Un marché boursier dopé par la confiance retrouvée

La Ghana Stock Exchange (GSE) a enregistré une performance exceptionnelle en 2024. L’indice GSE Composite a progressé de 28,08% en monnaie locale et de 56,17 % en dollar américain, selon le quotidien économique, Graphic Business. Les titres d’entreprises comme Unilever Ghana (+140 %), MTN Ghana (+53 %) ou Ecobank Ghana (+45 %) ont attiré massivement les investisseurs locaux et étrangers. Cette dynamique témoigne d’un retour de la confiance dans l’économie ghanéenne.

Conscient du risque social, le gouvernement ghanéen a renforcé les dispositifs de protection. Le programme LEAP (Livelihood Empowerment Against Poverty) a vu son financement doubler entre 2022 et 2024.
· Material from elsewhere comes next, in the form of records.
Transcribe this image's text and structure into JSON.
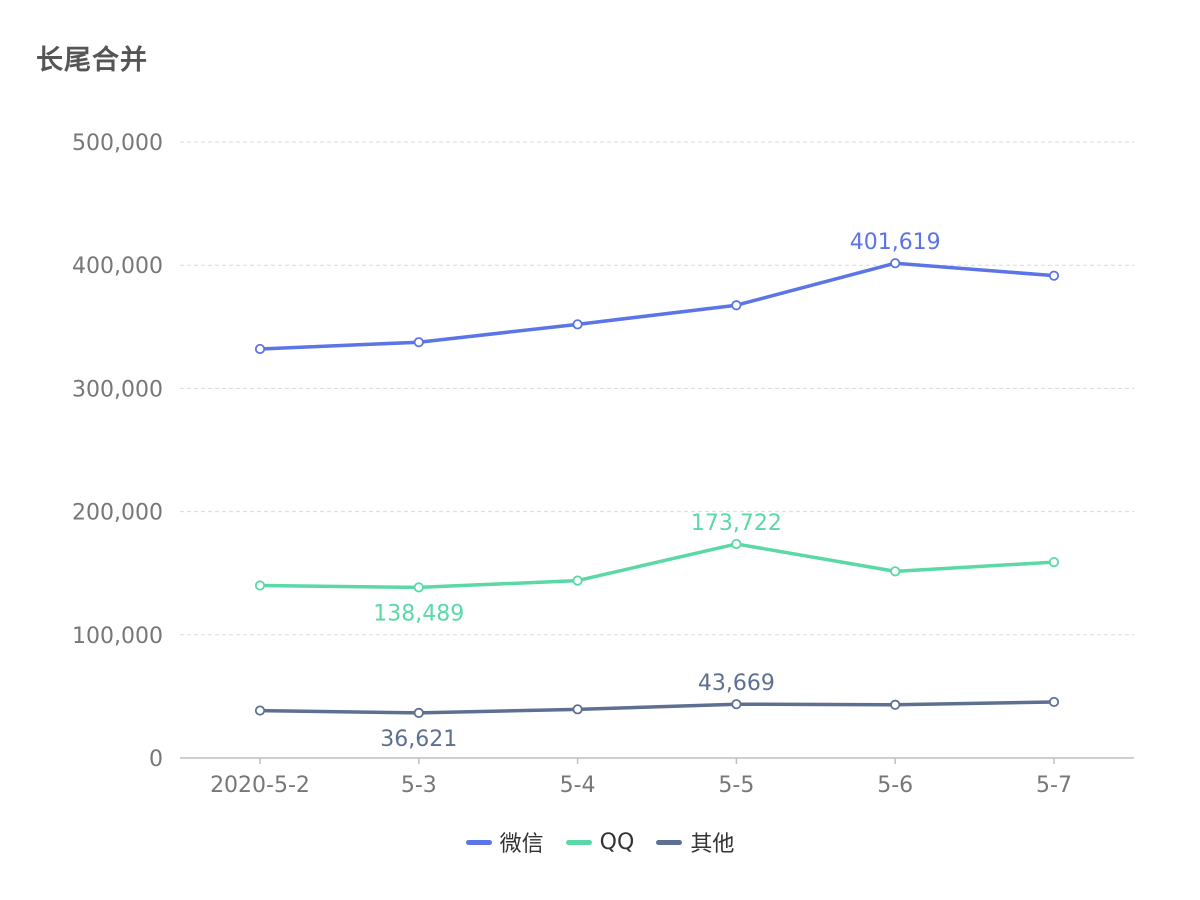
{
  "chart_data": {
    "type": "line",
    "title": "长尾合并",
    "categories": [
      "2020-5-2",
      "5-3",
      "5-4",
      "5-5",
      "5-6",
      "5-7"
    ],
    "ylim": [
      0,
      500000
    ],
    "yticks": [
      0,
      100000,
      200000,
      300000,
      400000,
      500000
    ],
    "ytick_labels": [
      "0",
      "100,000",
      "200,000",
      "300,000",
      "400,000",
      "500,000"
    ],
    "grid": true,
    "legend_position": "bottom-center",
    "series": [
      {
        "name": "微信",
        "color": "#5B74E6",
        "values": [
          332000,
          337500,
          352000,
          367500,
          401619,
          391500
        ],
        "labels": [
          {
            "index": 4,
            "text": "401,619",
            "placement": "above"
          }
        ]
      },
      {
        "name": "QQ",
        "color": "#5AD8A6",
        "values": [
          140000,
          138489,
          144000,
          173722,
          151500,
          159000
        ],
        "labels": [
          {
            "index": 1,
            "text": "138,489",
            "placement": "below"
          },
          {
            "index": 3,
            "text": "173,722",
            "placement": "above"
          }
        ]
      },
      {
        "name": "其他",
        "color": "#5D7092",
        "values": [
          38500,
          36621,
          39500,
          43669,
          43200,
          45500
        ],
        "labels": [
          {
            "index": 1,
            "text": "36,621",
            "placement": "below"
          },
          {
            "index": 3,
            "text": "43,669",
            "placement": "above"
          }
        ]
      }
    ]
  }
}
Plus de 350 000 ménages reçoivent désormais des transferts monétaires ciblés. Les investissements dans la santé publique ont aussi été renforcés. Selon l’économiste, Kwabena Mensah, ce programme est une version « socialement responsable » de l’ajustement structurel, tirant les leçons des erreurs du passé.

Un modèle duplicable sous conditions strictes

Le redressement ghanéen repose sur des conditions spécifiques : une dette restructurée, via le Cadre commun du G20, une volonté politique forte, une stabilité institutionnelle et un partenariat solide avec les bailleurs de fonds. Des pays comme la Zambie ou l’Éthiopie, également engagés dans des discussions avec le FMI, peuvent s’en inspirer.